Pair Corralation between Hengkang Medical and Lepu Medical

Assuming the 90 days trading horizon Hengkang Medical Group is expected to generate 2.22 times more return on investment than Lepu Medical. However, Hengkang Medical is 2.22 times more volatile than Lepu Medical Tech. It trades about 0.08 of its potential returns per unit of risk. Lepu Medical Tech is currently generating about -0.04 per unit of risk. If you would invest  269.00  in Hengkang Medical Group on September 26, 2024 and sell it today you would earn a total of  31.00  from holding Hengkang Medical Group or generate 11.52% return on investment over 90 days.
Time Period3 Months [change]
DirectionMoves Together 
StrengthSignificant
Accuracy100.0%
ValuesDaily Returns

Hengkang Medical Group  vs.  Lepu Medical Tech

 Performance 
       Timeline  
Hengkang Medical 

Risk-Adjusted Performance

14 of 100

 
Weak
 
Strong
Good
Compared to the overall equity markets, risk-adjusted returns on investments in Hengkang Medical Group are ranked lower than 14 (%) of all global equities and portfolios over the last 90 days. Despite somewhat weak basic indicators, Hengkang Medical sustained solid returns over the last few months and may actually be approaching a breakup point.
Lepu Medical Tech 

Risk-Adjusted Performance

5 of 100

 
Weak
 
Strong
Modest
Compared to the overall equity markets, risk-adjusted returns on investments in Lepu Medical Tech are ranked lower than 5 (%) of all global equities and portfolios over the last 90 days. Despite somewhat weak basic indicators, Lepu Medical sustained solid returns over the last few months and may actually be approaching a breakup point.

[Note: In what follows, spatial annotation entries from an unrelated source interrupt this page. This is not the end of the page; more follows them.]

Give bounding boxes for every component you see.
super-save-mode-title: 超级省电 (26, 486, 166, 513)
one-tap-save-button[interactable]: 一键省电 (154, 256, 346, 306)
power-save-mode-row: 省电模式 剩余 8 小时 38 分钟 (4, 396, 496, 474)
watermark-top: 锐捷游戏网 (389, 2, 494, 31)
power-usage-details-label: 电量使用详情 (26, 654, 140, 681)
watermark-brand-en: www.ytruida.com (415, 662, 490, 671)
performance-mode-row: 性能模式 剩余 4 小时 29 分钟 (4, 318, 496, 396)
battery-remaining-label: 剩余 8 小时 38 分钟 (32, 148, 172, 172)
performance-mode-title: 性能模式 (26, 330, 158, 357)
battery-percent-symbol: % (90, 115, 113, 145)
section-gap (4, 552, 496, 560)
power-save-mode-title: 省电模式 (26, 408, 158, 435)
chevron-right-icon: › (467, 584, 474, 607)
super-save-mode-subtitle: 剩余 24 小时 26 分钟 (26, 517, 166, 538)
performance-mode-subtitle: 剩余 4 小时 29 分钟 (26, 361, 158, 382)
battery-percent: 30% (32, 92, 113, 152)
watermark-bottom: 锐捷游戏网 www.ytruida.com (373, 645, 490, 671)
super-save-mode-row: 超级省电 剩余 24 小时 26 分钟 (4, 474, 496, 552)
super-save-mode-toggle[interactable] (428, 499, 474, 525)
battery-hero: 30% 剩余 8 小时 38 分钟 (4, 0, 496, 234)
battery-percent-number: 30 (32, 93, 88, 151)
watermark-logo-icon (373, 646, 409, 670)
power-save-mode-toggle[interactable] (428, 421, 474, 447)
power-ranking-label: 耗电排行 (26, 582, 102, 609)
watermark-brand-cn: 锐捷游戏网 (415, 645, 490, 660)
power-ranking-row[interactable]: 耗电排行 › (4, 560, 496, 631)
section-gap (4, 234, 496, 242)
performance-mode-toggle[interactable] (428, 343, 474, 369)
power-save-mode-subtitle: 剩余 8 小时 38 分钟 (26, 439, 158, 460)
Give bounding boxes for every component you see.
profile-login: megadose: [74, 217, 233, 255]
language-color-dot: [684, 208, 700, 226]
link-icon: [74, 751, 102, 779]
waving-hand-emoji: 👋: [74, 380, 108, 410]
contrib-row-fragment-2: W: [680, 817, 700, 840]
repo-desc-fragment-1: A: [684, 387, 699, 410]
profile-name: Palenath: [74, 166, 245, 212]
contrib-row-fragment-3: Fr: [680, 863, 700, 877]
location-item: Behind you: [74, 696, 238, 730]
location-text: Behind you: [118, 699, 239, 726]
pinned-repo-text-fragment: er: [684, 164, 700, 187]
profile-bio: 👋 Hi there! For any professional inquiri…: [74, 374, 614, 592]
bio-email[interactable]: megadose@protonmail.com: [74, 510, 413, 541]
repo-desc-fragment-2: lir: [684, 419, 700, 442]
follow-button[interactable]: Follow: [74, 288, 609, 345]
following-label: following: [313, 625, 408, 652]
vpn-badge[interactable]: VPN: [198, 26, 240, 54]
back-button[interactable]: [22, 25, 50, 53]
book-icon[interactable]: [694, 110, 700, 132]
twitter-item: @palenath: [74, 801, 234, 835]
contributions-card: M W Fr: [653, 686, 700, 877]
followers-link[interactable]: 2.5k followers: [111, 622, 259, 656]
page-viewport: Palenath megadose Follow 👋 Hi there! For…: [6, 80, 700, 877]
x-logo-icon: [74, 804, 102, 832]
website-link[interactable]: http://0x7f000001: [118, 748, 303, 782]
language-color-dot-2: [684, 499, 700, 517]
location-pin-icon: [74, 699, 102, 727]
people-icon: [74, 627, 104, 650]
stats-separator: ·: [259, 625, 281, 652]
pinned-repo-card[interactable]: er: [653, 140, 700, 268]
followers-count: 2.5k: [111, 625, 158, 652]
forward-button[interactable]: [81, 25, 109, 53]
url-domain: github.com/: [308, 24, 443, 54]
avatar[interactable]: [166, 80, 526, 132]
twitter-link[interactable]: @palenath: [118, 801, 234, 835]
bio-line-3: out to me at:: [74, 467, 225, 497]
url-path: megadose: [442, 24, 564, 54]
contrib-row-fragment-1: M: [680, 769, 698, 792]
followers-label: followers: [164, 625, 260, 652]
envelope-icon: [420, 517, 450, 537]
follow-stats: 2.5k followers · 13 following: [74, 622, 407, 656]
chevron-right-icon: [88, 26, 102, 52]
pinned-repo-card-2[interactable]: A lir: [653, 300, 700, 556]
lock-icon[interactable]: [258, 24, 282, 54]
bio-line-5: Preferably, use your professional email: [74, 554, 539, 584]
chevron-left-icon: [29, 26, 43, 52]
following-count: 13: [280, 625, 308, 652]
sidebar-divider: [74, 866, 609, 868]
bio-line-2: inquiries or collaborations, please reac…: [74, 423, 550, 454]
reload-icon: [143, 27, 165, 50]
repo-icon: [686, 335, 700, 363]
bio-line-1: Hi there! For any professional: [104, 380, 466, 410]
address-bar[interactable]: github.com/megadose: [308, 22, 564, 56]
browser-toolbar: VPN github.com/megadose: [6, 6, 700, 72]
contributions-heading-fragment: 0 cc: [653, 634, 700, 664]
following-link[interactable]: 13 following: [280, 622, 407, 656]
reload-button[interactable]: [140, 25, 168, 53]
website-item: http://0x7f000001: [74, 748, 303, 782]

Hengkang Medical and Lepu Medical Volatility Contrast

   Predicted Return Density   
       Returns  

Pair Trading with Hengkang Medical and Lepu Medical

The main advantage of trading using opposite Hengkang Medical and Lepu Medical positions is that it hedges away some unsystematic risk. Because of two separate transactions, even if Hengkang Medical position performs unexpectedly, Lepu Medical can make up some of the losses. Pair trading also minimizes risk from directional movements in the market. For example, if an entire industry or sector drops because of unexpected headlines, the short position in Lepu Medical will offset losses from the drop in Lepu Medical's long position.
The idea behind Hengkang Medical Group and Lepu Medical Tech pairs trading is to make the combined position market-neutral, meaning the overall market's direction will not affect its win or loss (or potential downside or upside). This can be achieved by designing a pairs trade with two highly correlated stocks or equities that operate in a similar space or sector, making it possible to obtain profits through simple and relatively low-risk investment.
Check out your portfolio center.
Note that this page's information should be used as a complementary analysis to find the right mix of equity instruments to add to your existing portfolios or create a brand new portfolio. You can also try the Pattern Recognition module to use different Pattern Recognition models to time the market across multiple global exchanges.